More than anything, total impunity fueled the last decade's horrors. Human Rights Watch has worked in Côte d'Ivoire since 2000, documenting atrocities following the 2000 elections, during the 2002-2003 armed conflict, and during the years of "no war, no peace" when the country was divided between north and south. No one was credibly brought to justice for any of the grave violations committed during these periods, allowing many of the same people on both sides to remain in power and again terrorize civilians during the most recent violence.

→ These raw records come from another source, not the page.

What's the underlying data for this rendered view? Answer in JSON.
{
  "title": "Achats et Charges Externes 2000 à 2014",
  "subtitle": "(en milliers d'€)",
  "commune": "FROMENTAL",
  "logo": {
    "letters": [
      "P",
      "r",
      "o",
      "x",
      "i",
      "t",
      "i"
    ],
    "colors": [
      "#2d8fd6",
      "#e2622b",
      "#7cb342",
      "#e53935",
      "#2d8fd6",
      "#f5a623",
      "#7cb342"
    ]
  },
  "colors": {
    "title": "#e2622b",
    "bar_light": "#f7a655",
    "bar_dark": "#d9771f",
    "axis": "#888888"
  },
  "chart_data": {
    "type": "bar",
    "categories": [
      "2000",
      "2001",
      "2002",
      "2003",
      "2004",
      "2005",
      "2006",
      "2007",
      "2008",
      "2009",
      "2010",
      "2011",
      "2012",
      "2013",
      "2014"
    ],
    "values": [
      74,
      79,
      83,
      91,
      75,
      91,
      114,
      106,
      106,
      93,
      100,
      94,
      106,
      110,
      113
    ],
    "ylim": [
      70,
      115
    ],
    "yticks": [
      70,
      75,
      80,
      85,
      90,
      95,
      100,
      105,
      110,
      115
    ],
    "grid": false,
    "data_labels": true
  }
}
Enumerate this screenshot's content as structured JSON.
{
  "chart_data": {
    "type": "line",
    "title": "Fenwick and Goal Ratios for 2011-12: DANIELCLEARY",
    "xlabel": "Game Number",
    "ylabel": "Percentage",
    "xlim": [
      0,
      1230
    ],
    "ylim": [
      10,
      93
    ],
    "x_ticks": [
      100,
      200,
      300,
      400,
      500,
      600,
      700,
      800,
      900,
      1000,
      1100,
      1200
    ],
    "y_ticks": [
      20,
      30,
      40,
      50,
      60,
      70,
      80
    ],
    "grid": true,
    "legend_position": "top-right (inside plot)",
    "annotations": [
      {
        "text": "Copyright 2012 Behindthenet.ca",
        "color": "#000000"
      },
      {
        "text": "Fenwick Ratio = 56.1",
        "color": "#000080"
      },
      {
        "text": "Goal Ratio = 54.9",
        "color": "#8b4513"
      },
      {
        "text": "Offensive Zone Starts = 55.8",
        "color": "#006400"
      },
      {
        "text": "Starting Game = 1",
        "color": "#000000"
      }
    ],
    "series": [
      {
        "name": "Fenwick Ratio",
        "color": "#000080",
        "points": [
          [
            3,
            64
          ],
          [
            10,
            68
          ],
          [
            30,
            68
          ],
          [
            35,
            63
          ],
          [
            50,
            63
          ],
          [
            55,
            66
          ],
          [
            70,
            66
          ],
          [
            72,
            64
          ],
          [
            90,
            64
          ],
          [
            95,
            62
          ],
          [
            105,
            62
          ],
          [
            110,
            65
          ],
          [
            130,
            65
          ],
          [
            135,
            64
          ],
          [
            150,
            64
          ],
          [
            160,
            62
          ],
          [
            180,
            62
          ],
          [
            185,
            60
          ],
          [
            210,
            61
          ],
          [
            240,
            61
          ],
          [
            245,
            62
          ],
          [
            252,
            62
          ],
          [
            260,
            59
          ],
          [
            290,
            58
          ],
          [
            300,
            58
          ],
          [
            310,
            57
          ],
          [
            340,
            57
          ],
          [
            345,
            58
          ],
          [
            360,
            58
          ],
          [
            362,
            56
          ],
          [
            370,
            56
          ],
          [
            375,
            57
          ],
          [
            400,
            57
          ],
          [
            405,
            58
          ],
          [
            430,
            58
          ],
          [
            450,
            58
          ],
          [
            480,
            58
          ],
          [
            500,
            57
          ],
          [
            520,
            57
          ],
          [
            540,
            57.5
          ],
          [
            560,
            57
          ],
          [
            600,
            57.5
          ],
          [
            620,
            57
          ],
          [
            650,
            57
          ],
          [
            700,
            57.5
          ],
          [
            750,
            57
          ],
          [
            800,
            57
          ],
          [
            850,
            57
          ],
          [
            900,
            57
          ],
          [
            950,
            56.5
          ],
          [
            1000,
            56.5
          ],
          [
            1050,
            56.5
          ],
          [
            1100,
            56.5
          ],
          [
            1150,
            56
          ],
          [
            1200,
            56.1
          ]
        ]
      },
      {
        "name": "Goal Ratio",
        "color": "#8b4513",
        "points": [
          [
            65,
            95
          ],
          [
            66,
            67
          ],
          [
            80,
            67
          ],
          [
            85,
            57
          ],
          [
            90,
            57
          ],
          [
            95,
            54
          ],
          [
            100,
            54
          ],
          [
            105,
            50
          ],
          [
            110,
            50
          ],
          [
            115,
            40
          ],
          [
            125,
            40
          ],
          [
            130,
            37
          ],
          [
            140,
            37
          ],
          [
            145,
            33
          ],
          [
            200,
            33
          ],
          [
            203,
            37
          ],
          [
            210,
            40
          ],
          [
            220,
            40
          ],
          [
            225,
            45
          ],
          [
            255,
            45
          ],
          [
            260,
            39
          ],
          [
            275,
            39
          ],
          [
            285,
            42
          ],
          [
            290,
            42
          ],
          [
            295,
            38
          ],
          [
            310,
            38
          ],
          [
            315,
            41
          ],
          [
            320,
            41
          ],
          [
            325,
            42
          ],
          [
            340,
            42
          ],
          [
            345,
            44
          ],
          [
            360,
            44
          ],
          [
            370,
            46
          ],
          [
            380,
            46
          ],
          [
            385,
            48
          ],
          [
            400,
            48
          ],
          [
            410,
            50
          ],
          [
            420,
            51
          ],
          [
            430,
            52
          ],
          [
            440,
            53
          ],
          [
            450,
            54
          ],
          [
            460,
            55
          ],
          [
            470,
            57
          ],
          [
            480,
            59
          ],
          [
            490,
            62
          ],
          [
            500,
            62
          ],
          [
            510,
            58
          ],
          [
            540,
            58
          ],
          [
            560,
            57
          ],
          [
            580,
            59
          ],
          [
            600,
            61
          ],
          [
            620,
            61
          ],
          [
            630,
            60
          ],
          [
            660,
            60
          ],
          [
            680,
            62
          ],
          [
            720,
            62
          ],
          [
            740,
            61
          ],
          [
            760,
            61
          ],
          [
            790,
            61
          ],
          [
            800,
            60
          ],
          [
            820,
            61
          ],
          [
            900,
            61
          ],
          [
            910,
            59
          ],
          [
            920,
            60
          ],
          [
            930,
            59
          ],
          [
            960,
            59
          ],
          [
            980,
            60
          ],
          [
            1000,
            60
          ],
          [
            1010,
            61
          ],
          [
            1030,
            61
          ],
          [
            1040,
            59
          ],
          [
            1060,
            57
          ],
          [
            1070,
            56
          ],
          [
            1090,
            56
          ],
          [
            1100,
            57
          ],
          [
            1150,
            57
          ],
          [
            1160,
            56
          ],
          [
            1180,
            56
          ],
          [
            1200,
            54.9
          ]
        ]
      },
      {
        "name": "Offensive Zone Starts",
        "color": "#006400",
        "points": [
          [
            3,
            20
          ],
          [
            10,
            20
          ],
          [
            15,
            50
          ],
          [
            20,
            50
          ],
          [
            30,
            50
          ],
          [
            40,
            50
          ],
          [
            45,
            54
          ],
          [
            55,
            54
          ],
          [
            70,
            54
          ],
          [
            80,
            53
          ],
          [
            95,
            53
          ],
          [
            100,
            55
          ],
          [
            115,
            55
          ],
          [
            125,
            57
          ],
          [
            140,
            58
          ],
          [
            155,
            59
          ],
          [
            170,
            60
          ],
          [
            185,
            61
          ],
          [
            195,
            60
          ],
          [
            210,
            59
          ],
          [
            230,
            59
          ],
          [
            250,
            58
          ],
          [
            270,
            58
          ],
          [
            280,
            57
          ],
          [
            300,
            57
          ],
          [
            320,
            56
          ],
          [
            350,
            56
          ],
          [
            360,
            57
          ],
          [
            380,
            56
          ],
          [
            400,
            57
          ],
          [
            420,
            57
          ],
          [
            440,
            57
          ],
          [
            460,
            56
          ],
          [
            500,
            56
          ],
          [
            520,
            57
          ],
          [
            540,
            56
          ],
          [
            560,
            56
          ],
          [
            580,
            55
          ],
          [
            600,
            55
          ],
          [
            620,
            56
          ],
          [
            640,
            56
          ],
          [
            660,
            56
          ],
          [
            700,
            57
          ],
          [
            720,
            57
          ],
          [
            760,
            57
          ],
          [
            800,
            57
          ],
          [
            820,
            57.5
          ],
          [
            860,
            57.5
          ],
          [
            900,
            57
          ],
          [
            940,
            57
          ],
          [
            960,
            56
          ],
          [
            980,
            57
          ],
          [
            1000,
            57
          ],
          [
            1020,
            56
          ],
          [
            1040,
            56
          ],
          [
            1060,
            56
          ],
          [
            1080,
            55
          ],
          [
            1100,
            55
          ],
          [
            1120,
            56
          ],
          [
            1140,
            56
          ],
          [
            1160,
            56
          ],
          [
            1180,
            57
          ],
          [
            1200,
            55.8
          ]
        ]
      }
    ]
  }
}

At his inauguration, President Ouattara promised an end to this impunity, and I felt the hope that many Ivoirians shared that there would be an end to grave crimes without justice. But concerns are growing about whether the promise will be kept.
Dozens from the Gbagbo camp are in detention or under house arrest, and military and civilian prosecutors have begun to investigate their cases. Although these are steps in the right direction - particularly since detainees have been in legal limbo for months, without formal charge - that progress will be undermined if the other side's crimes are not also prosecuted.
As of now, no Republican Forces soldiers have been arrested for the grave crimes in which they have been implicated. Almost three months have passed since the Duékoué massacre. This raises serious concerns of victor's justice, a worry highlighted also by the international Commission of Inquiry.
Unfortunately, the Ouattara government has at times embarked on a public campaign to deny accusations, deflect blame, and malign organizations whose only commitment is to tell the truth. Instead, the Ouattara government should uphold the principles the president outlined as he took the oath of office.
While the proposed national commission of inquiry could help further elucidate violations and those responsible, it should not serve as another excuse to delay credible, even-handed justice. The international commission of inquiry, which President Ouattara requested, has already reported on the complicity of Republican Forces in grave international crimes and prepared an Annex that names those most responsible on both sides. The government would be well served to begin judicial investigations against those identified - whether from the Gbagbo camp or its own.
The government should show that it stands with all of the conflict's victims, and that no one - regardless of political allegiance or military rank - is above the law.
Matt Wells is a West Africa Researcher at Human Rights Watch.